Open MMC are most commonly located caudal to SCM because the open non-neurulated neural placode is usually located at the terminus of the spine.3) Open MMC located at the same level as SCM4–8,9,10) or rostral to SCM7,11) are very rare, and, as far as we know, only 10 cases have been reported in the literature (Table 1). In some studies about occult SCM, asymmetric (major and minor) hemicords at the level of SCM were associated with functional discrepancies between the lower limbs.2,12) The patients with open MMC complicated SCM had hemiparalysis.4–8) However, the prognosis of the lower limbs in patients with open MMC on the minor hemicord might be better than that of open MMC patients with symmetrical hemicords. It was speculated that if the significant difference in the development between the hemicords, the function would be distributed unevenly. Then the patients complicated open MMC with major hemicord could have paraplesia or nearly paraplesia, on the contrary, with minor hemicord could have no paresis or almost the same. It was unlikely that there was a complete uneven distribution of functions, if hemicords were present on both sides. It was speculated that the prognosis of lower limbs with open MMC complicated SCM depended on the hemicords varying degree of development and the side of MMC. In this case as well, there was a slight difference in the function of the lower limbs, and the nerve roots were also confirmed in the minor hemicord with open MMC, suggesting that the functions of lower limbs were not completely localized.

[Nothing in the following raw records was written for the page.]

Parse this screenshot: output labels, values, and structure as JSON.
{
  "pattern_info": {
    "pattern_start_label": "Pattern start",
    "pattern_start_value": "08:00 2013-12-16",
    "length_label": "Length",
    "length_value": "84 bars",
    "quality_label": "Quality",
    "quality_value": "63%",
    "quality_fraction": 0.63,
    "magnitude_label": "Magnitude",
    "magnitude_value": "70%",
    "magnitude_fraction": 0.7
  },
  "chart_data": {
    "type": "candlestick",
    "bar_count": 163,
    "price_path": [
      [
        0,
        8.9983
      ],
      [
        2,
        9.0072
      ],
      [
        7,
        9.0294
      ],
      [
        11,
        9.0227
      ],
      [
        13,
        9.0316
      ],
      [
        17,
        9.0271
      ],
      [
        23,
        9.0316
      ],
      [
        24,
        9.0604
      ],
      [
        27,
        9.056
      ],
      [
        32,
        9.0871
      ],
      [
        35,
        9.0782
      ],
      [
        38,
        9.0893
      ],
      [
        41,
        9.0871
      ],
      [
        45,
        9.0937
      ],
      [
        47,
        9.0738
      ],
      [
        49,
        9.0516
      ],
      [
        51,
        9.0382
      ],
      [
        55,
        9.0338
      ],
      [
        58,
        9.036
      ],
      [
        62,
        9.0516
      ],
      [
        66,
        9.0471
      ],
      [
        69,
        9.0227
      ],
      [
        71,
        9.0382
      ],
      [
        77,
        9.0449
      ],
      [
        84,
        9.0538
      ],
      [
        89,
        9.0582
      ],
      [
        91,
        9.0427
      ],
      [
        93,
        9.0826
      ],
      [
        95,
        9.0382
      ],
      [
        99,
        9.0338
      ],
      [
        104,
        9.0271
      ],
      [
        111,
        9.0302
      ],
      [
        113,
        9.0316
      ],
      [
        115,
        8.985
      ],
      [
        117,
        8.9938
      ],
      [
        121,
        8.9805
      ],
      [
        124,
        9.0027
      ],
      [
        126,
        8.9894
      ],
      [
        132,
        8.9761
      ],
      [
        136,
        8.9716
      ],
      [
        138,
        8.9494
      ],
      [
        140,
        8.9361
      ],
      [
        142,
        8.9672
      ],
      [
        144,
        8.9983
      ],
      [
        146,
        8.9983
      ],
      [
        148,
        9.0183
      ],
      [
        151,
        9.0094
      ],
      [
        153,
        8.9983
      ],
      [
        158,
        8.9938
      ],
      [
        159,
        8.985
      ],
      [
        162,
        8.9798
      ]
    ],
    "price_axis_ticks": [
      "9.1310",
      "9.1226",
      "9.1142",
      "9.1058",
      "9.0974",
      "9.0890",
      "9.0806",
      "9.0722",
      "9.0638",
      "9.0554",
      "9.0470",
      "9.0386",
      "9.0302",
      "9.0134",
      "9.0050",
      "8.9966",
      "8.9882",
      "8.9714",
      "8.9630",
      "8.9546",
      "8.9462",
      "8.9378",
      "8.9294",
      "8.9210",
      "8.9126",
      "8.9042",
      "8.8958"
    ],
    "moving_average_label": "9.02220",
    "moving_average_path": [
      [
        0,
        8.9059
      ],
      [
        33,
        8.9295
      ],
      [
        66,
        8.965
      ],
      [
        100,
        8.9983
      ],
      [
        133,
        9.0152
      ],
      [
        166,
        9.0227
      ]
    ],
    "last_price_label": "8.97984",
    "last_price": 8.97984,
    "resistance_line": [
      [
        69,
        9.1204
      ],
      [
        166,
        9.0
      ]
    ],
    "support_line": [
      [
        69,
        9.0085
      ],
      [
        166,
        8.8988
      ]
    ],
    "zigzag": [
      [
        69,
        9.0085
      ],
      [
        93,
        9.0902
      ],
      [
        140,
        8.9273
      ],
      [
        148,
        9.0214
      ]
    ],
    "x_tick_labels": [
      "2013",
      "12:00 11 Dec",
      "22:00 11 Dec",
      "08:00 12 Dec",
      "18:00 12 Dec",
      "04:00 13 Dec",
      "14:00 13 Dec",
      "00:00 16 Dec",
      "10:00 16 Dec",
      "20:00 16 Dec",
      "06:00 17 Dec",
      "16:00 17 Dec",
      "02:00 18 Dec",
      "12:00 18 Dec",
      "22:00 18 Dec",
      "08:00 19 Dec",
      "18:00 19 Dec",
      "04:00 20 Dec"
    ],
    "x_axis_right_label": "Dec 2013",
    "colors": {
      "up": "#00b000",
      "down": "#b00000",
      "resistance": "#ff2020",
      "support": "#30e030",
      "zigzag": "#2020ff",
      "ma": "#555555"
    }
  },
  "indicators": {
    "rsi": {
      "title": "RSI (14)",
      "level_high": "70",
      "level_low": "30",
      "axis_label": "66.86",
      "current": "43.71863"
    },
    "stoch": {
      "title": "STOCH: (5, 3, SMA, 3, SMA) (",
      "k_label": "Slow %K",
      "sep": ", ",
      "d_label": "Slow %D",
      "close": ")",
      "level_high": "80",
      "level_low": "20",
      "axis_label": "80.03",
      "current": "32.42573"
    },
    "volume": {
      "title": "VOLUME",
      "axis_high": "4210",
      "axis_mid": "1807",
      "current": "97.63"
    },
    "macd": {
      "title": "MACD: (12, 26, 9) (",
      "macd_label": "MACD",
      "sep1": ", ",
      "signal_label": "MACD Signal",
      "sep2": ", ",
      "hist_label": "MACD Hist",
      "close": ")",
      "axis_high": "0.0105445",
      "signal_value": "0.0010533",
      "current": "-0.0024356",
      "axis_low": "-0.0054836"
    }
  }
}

| Author (year) | Age/gender | Type of SCM | Location of MMC | Hemicord involvement | Lower limb symptoms | |
|---|---|---|---|---|---|---|
| 1 | Akiyama (2007) | F | 2 | Same level | Both hemicords | Paraplegia |
| 2 | Sato (2002) | F | 1 | Same level | One hemicord (symmetrical) | Hemiparesis |
| 3 | Yamanaka (2001) | F | 1 | Same level | One hemicord (symmetrical) | Hemiparesis |
| 4 | Connolly (2002) | F | 1 | Same level | One hemicord (symmetrical) | Hemiparesis |
| 5 | Rowly (2009) | ND | 1 | Same level | One hemicord (symmetrical) | Hemiparesis |
| 6 | Higashida (2010) | F | 1 | Same level | One hemicord (symmetrical) | Hemiparesis |
| 7 | Jans (2008) | ND | 1 | Same level | One minor hemicord (asymmetrical) | No paresis |
| 8 | Higashida (2010) | F | 1 | Same level | One minor hemicord (asymmetrical) | No advanced paresis |
| 9 | Higashida (2010) | F | 2 | Same level | N/A | Paraplegia |
| 10 | Addas (2014) | 49 | 1 | Rostral | N/A | Paraplegia |
| 11 | present case | M | 1 | Same level | One minor hemicord (asymmetrical) | No advanced paresis |
F: female, MMC: myelomeningocele, NA: not applicable, ND: not described, SCM: split cord malformation.
We reported a rare case, in which an open MMC occurred at the same level as an SCM. Since the open MMC was associated with the minor hemicord, the prognosis of the lower limbs was better.
The authors declare that they have no conflicts of interest associated with this manuscript.